114. Section 69 [of Act XLIII of 1996] provides as follows:
“Subsection 1: In performing duties members of the armed forces shall comply with the orders and instructions of their superiors unless they would commit criminal offence by complying.
“Subsection 2: With the exception set forth in subsection 1, members of the armed forces shall not deny compliance with unlawful orders or instructions.
“If the unlawfulness of the order or instruction is evident for the member of the armed forces he shall promptly call his superior’s attention to this fact. If upon that the superior still insists on issuing his order he shall put it in writing upon request to this effect by the subordinate. For the execution of unlawful order or instruction that person who has issued the order or the instruction shall be liable.”

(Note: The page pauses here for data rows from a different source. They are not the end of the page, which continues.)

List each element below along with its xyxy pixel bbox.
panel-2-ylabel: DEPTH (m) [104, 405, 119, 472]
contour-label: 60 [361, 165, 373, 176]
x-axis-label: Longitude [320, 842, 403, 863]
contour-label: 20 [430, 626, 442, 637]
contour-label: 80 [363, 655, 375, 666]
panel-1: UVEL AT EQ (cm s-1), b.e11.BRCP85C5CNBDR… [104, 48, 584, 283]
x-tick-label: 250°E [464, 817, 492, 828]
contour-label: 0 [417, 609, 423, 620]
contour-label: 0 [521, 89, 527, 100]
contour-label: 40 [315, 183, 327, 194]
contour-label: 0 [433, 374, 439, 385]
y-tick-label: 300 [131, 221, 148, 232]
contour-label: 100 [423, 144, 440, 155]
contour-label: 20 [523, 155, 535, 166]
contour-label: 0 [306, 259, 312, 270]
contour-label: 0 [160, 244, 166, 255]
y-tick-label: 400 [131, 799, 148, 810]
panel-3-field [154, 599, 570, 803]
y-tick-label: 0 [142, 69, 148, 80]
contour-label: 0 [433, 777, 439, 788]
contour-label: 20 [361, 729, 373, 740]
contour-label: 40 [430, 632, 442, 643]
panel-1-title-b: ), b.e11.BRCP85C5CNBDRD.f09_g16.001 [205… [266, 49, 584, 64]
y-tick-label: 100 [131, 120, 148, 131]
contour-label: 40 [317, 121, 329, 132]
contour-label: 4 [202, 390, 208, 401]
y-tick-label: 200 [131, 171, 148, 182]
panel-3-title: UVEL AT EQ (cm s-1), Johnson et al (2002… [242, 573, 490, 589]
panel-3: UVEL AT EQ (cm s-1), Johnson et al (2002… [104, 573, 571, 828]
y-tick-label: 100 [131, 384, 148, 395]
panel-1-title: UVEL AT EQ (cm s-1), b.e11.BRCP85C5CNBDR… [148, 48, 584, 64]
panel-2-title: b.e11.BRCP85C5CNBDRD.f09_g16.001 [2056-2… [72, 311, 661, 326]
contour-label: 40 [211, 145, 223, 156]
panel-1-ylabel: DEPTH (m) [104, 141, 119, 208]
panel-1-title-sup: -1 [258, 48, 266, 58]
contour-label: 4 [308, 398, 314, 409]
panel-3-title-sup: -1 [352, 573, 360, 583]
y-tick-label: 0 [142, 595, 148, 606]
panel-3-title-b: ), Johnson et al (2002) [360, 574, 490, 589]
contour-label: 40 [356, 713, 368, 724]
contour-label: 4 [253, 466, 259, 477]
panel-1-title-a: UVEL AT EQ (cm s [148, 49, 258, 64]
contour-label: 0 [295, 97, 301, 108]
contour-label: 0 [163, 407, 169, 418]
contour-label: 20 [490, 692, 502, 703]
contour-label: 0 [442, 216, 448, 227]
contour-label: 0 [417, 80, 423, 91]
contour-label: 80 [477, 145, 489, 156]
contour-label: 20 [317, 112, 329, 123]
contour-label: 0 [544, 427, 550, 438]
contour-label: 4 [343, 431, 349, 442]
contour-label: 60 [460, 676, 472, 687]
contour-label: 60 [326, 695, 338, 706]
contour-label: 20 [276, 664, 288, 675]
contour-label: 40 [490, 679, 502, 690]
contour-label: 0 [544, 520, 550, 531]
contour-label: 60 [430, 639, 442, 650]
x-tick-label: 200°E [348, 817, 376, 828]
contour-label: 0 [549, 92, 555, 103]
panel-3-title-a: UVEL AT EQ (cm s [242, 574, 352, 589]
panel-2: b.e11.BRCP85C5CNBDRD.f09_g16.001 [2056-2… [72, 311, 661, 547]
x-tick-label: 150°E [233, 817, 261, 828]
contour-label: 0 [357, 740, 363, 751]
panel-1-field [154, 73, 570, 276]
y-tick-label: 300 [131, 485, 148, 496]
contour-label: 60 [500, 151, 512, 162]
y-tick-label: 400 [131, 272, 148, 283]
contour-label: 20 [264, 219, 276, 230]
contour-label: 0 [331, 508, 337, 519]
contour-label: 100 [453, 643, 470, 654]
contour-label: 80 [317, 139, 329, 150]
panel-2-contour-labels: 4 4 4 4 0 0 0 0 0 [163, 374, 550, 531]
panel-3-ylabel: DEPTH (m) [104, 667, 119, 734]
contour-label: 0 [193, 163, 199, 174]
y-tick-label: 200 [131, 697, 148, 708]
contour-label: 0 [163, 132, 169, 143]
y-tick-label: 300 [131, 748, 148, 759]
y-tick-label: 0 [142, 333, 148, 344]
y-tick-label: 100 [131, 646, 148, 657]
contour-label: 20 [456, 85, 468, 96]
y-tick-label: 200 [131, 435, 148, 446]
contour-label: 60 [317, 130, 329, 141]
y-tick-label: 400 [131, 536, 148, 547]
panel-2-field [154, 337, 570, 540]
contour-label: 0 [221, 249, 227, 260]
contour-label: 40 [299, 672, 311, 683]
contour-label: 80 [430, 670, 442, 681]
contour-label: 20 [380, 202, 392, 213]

118. Soldiers (within the meaning of the Criminal Code) who do not comply with orders are in violation of section 354 of the Criminal Code governing disobedience to orders.
119. With the exceptions specified above, soldiers shall not deny unlawful orders.

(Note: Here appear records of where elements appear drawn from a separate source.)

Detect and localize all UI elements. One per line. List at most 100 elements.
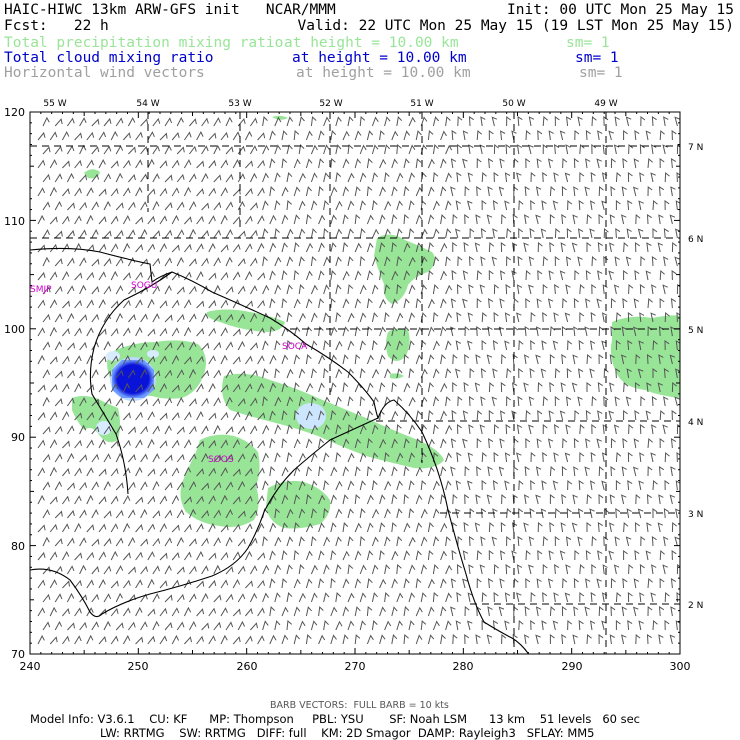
lat-label: 4 N xyxy=(688,418,703,428)
wind-barb xyxy=(464,326,470,337)
wind-barb xyxy=(244,215,253,225)
wind-barb xyxy=(615,451,622,463)
wind-barb xyxy=(403,158,410,169)
wind-barb xyxy=(670,578,677,589)
wind-barb xyxy=(330,550,337,561)
wind-barb xyxy=(49,271,58,281)
wind-barb xyxy=(115,202,124,211)
wind-barb xyxy=(501,213,507,225)
wind-barb xyxy=(662,424,668,435)
wind-barb xyxy=(286,256,294,267)
wind-barb xyxy=(86,607,94,617)
wind-barb xyxy=(613,284,620,295)
wind-barb xyxy=(188,480,197,491)
wind-barb xyxy=(225,341,234,351)
wind-barb xyxy=(159,467,168,477)
wind-barb xyxy=(318,438,325,449)
wind-barb xyxy=(183,159,192,169)
wind-barb xyxy=(298,536,305,547)
wind-barb xyxy=(464,354,470,365)
wind-barb xyxy=(103,285,112,295)
wind-barb xyxy=(589,340,596,351)
wind-barb xyxy=(115,592,123,603)
wind-barb xyxy=(335,144,342,155)
wind-barb xyxy=(49,579,58,589)
lat-label: 7 N xyxy=(688,143,703,153)
wind-barb xyxy=(281,382,288,393)
wind-barb xyxy=(237,620,246,631)
wind-barb xyxy=(615,171,622,183)
wind-barb xyxy=(176,536,184,547)
wind-barb xyxy=(269,130,276,141)
wind-barb xyxy=(159,552,168,561)
wind-barb xyxy=(257,272,266,281)
cloud-mixing-ratio-fill xyxy=(96,350,326,435)
field-wind-name: Horizontal wind vectors xyxy=(4,65,205,81)
wind-barb xyxy=(74,412,83,421)
wind-barb xyxy=(164,257,173,267)
wind-barb xyxy=(476,549,483,561)
wind-barb xyxy=(184,243,192,253)
x-tick: 260 xyxy=(237,660,258,673)
wind-barb xyxy=(554,144,560,155)
wind-barb xyxy=(220,354,228,365)
wind-barb xyxy=(371,564,379,575)
wind-barb xyxy=(103,425,112,435)
wind-barb xyxy=(237,313,246,323)
wind-barb xyxy=(408,480,415,491)
wind-barb xyxy=(366,325,373,337)
wind-barb xyxy=(396,340,403,351)
wind-barb xyxy=(577,396,583,407)
wind-barb xyxy=(476,409,483,421)
wind-barb xyxy=(384,144,391,155)
wind-barb xyxy=(561,214,567,225)
wind-barb xyxy=(634,410,640,421)
wind-barb xyxy=(598,325,604,337)
wind-barb xyxy=(249,565,258,575)
wind-barb xyxy=(196,523,204,533)
wind-barb xyxy=(232,468,241,477)
wind-barb xyxy=(359,200,366,211)
wind-barb xyxy=(298,452,306,463)
wind-barb xyxy=(366,242,374,253)
wind-barb xyxy=(196,215,204,225)
wind-barb xyxy=(269,606,276,617)
wind-barb xyxy=(562,157,568,169)
wind-barb xyxy=(645,410,652,421)
wind-barb xyxy=(634,382,640,393)
wind-barb xyxy=(492,508,498,519)
wind-barb xyxy=(603,536,609,547)
wind-barb xyxy=(91,286,100,295)
wind-barb xyxy=(123,412,131,421)
wind-barb xyxy=(671,270,677,281)
wind-barb xyxy=(602,284,608,295)
wind-barb xyxy=(91,341,99,351)
wind-barb xyxy=(646,354,652,365)
wind-barb xyxy=(152,510,161,519)
wind-barb xyxy=(257,412,266,421)
wind-barb xyxy=(196,131,204,141)
wind-barb xyxy=(318,382,325,393)
wind-barb xyxy=(128,454,136,463)
wind-barb xyxy=(403,130,410,141)
wind-barb xyxy=(646,522,652,533)
wind-barb xyxy=(391,270,399,281)
wind-barb xyxy=(164,509,173,519)
wind-barb xyxy=(37,524,46,533)
wind-barb xyxy=(481,200,487,211)
wind-barb xyxy=(468,564,474,575)
wind-barb xyxy=(647,577,653,589)
wind-barb xyxy=(135,356,144,365)
wind-barb xyxy=(566,508,572,519)
wind-barb xyxy=(342,326,349,337)
wind-barb xyxy=(609,354,615,365)
wind-barb xyxy=(450,326,456,337)
wind-barb xyxy=(208,495,216,505)
wind-barb xyxy=(249,145,258,155)
wind-barb xyxy=(347,340,355,351)
wind-barb xyxy=(366,605,373,617)
wind-barb xyxy=(645,270,652,281)
wind-barb xyxy=(164,454,173,463)
wind-barb xyxy=(359,508,366,519)
wind-barb xyxy=(466,480,473,491)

120. From these legal provisions it follows that within the circle of persons qualifying as soldiers subordinates shall be under the obligation of complying with orders unless they positively know that compliance would constitute a criminal offence. They shall not be punishable if they do not know that by complying with the order they commit a criminal offence since section 123 of the Criminal Code excludes the punishment of such persons. In that case, the person who has issued the order shall be liable. If the subordinate has recognized that by complying with the order he would commit a criminal offence and nevertheless still complies with the order, he shall be liable for the offence as perpetrator.